How – and why – ten-year-olds are being taught to run a business
There’s an excited buzz in the Year 6 class of Yeading Junior School, in outer London. The ten-year-olds recently set up a polytunnel in the school grounds, and now they’re deciding which vegetables to plant in the new polythene greenhouse. Their teacher, Mrs Taylor, is cheerful but firm: ‘When the vegetables are grown, we’ll sell them for profit. Let’s work out how much we should charge for different vegetables. What should we consider?’
Hands shoot up. Bespectacled Alan notes that the more seeds we sow, the more money we make. Mansoor points out we’ll have to calculate the price of each seed, as seeds are sold in packets of hundreds. Another voice pipes up that we can’t price the vegetables too high, or nobody will buy them. Other issues are discussed — what will be the cost of total outlay, of compost, fertiliser, pots? What if some seeds don’t germinate? Why might it be cleverer to charge £1.99 rather than £2? Should we undercut the neighbourhood garden centre? Would that be nasty, considering we’re all in a recession? (‘I don’t see why not,’ someone says stoutly. ‘We’ll be spending a lot of time on this thing.’)
The class, populated with a number of students from lower-income families, is having a maths lesson.
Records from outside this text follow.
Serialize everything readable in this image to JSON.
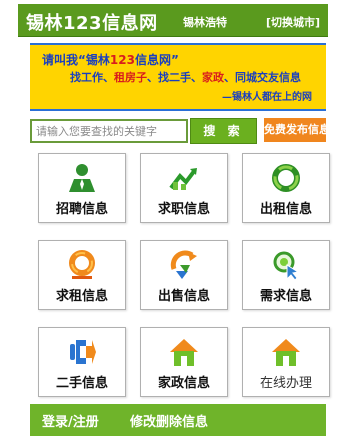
{
  "header": {
    "site_name": "锡林123信息网",
    "region": "锡林浩特",
    "switch_city": "[切换城市]"
  },
  "banner": {
    "line1_prefix": "请叫我“锡林",
    "line1_highlight": "123",
    "line1_suffix": "信息网”",
    "line2_a": "找工作、",
    "line2_b": "租房子",
    "line2_c": "、找二手、",
    "line2_d": "家政",
    "line2_e": "、同城交友信息",
    "line3": "—锡林人都在上的网"
  },
  "search": {
    "placeholder": "请输入您要查找的关键字",
    "button": "搜 索",
    "publish": "免费发布信息"
  },
  "categories": [
    {
      "label": "招聘信息",
      "icon": "recruit-person-icon"
    },
    {
      "label": "求职信息",
      "icon": "job-seeker-icon"
    },
    {
      "label": "出租信息",
      "icon": "green-ring-icon"
    },
    {
      "label": "求租信息",
      "icon": "orange-ring-icon"
    },
    {
      "label": "出售信息",
      "icon": "sale-arrow-icon"
    },
    {
      "label": "需求信息",
      "icon": "search-cursor-icon"
    },
    {
      "label": "二手信息",
      "icon": "recycle-hands-icon"
    },
    {
      "label": "家政信息",
      "icon": "house-icon"
    },
    {
      "label": "在线办理",
      "icon": "house-icon"
    }
  ],
  "footer": {
    "login": "登录/注册",
    "edit": "修改删除信息"
  },
  "colors": {
    "header_green": "#5a9a1e",
    "banner_yellow": "#ffd400",
    "banner_blue": "#1a3fbf",
    "highlight_red": "#d81d1d",
    "search_green": "#6bb01f",
    "publish_orange": "#f0861e",
    "footer_green": "#6fb42a"
  }
}
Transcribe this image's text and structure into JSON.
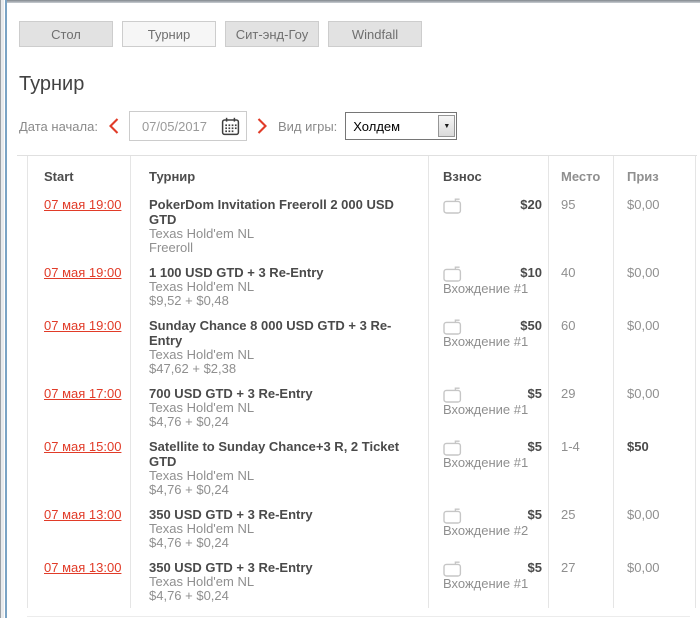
{
  "colors": {
    "accent_red": "#e13b28",
    "frame_blue": "#7aa3c4"
  },
  "tabs": [
    {
      "key": "table",
      "label": "Стол",
      "active": false
    },
    {
      "key": "tournament",
      "label": "Турнир",
      "active": true
    },
    {
      "key": "sit-and-go",
      "label": "Сит-энд-Гоу",
      "active": false
    },
    {
      "key": "windfall",
      "label": "Windfall",
      "active": false
    }
  ],
  "page_title": "Турнир",
  "filters": {
    "date_label": "Дата начала:",
    "date_value": "07/05/2017",
    "game_label": "Вид игры:",
    "game_value": "Холдем"
  },
  "table": {
    "columns": [
      "Start",
      "Турнир",
      "Взнос",
      "Место",
      "Приз"
    ],
    "rows": [
      {
        "start": "07 мая 19:00",
        "name": "PokerDom Invitation Freeroll 2 000 USD GTD",
        "game": "Texas Hold'em NL",
        "buyin_detail": "Freeroll",
        "fee": "$20",
        "entry": "",
        "place": "95",
        "prize": "$0,00",
        "prize_bold": false
      },
      {
        "start": "07 мая 19:00",
        "name": "1 100 USD GTD + 3 Re-Entry",
        "game": "Texas Hold'em NL",
        "buyin_detail": "$9,52 + $0,48",
        "fee": "$10",
        "entry": "Вхождение #1",
        "place": "40",
        "prize": "$0,00",
        "prize_bold": false
      },
      {
        "start": "07 мая 19:00",
        "name": "Sunday Chance 8 000 USD GTD + 3 Re-Entry",
        "game": "Texas Hold'em NL",
        "buyin_detail": "$47,62 + $2,38",
        "fee": "$50",
        "entry": "Вхождение #1",
        "place": "60",
        "prize": "$0,00",
        "prize_bold": false
      },
      {
        "start": "07 мая 17:00",
        "name": "700 USD GTD + 3 Re-Entry",
        "game": "Texas Hold'em NL",
        "buyin_detail": "$4,76 + $0,24",
        "fee": "$5",
        "entry": "Вхождение #1",
        "place": "29",
        "prize": "$0,00",
        "prize_bold": false
      },
      {
        "start": "07 мая 15:00",
        "name": "Satellite to Sunday Chance+3 R, 2 Ticket GTD",
        "game": "Texas Hold'em NL",
        "buyin_detail": "$4,76 + $0,24",
        "fee": "$5",
        "entry": "Вхождение #1",
        "place": "1-4",
        "prize": "$50",
        "prize_bold": true
      },
      {
        "start": "07 мая 13:00",
        "name": "350 USD GTD + 3 Re-Entry",
        "game": "Texas Hold'em NL",
        "buyin_detail": "$4,76 + $0,24",
        "fee": "$5",
        "entry": "Вхождение #2",
        "place": "25",
        "prize": "$0,00",
        "prize_bold": false
      },
      {
        "start": "07 мая 13:00",
        "name": "350 USD GTD + 3 Re-Entry",
        "game": "Texas Hold'em NL",
        "buyin_detail": "$4,76 + $0,24",
        "fee": "$5",
        "entry": "Вхождение #1",
        "place": "27",
        "prize": "$0,00",
        "prize_bold": false
      }
    ]
  }
}
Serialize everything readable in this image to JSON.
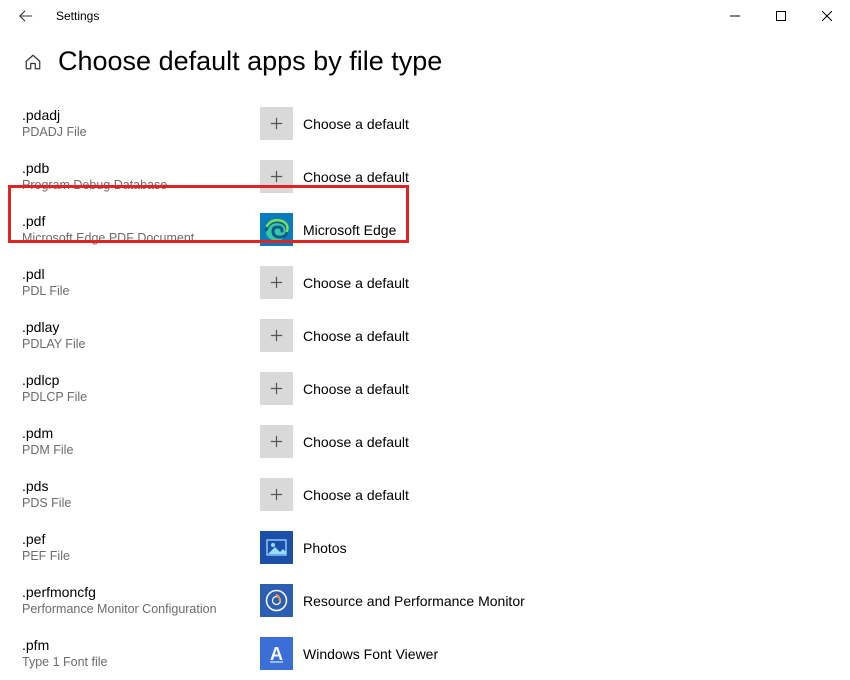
{
  "window": {
    "title": "Settings"
  },
  "page": {
    "title": "Choose default apps by file type"
  },
  "rows": [
    {
      "ext": ".pdadj",
      "desc": "PDADJ File",
      "app_label": "Choose a default",
      "icon": "plus"
    },
    {
      "ext": ".pdb",
      "desc": "Program Debug Database",
      "app_label": "Choose a default",
      "icon": "plus"
    },
    {
      "ext": ".pdf",
      "desc": "Microsoft Edge PDF Document",
      "app_label": "Microsoft Edge",
      "icon": "edge"
    },
    {
      "ext": ".pdl",
      "desc": "PDL File",
      "app_label": "Choose a default",
      "icon": "plus"
    },
    {
      "ext": ".pdlay",
      "desc": "PDLAY File",
      "app_label": "Choose a default",
      "icon": "plus"
    },
    {
      "ext": ".pdlcp",
      "desc": "PDLCP File",
      "app_label": "Choose a default",
      "icon": "plus"
    },
    {
      "ext": ".pdm",
      "desc": "PDM File",
      "app_label": "Choose a default",
      "icon": "plus"
    },
    {
      "ext": ".pds",
      "desc": "PDS File",
      "app_label": "Choose a default",
      "icon": "plus"
    },
    {
      "ext": ".pef",
      "desc": "PEF File",
      "app_label": "Photos",
      "icon": "photos"
    },
    {
      "ext": ".perfmoncfg",
      "desc": "Performance Monitor Configuration",
      "app_label": "Resource and Performance Monitor",
      "icon": "resmon"
    },
    {
      "ext": ".pfm",
      "desc": "Type 1 Font file",
      "app_label": "Windows Font Viewer",
      "icon": "fontview"
    }
  ]
}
Sometimes, like today, Mrs Taylor incorporates into the lesson everyday situations and problems for which mathematics comes in handy. There’s also a conscious effort to plant the seeds of financial knowledge and responsibility. In other words, the children are being given financial education, a subject that’s already taken root in many countries, from Canada to Brazil.
In the UK, the main champion of financial education is a charity called the Personal Finance Education Group or pfeg.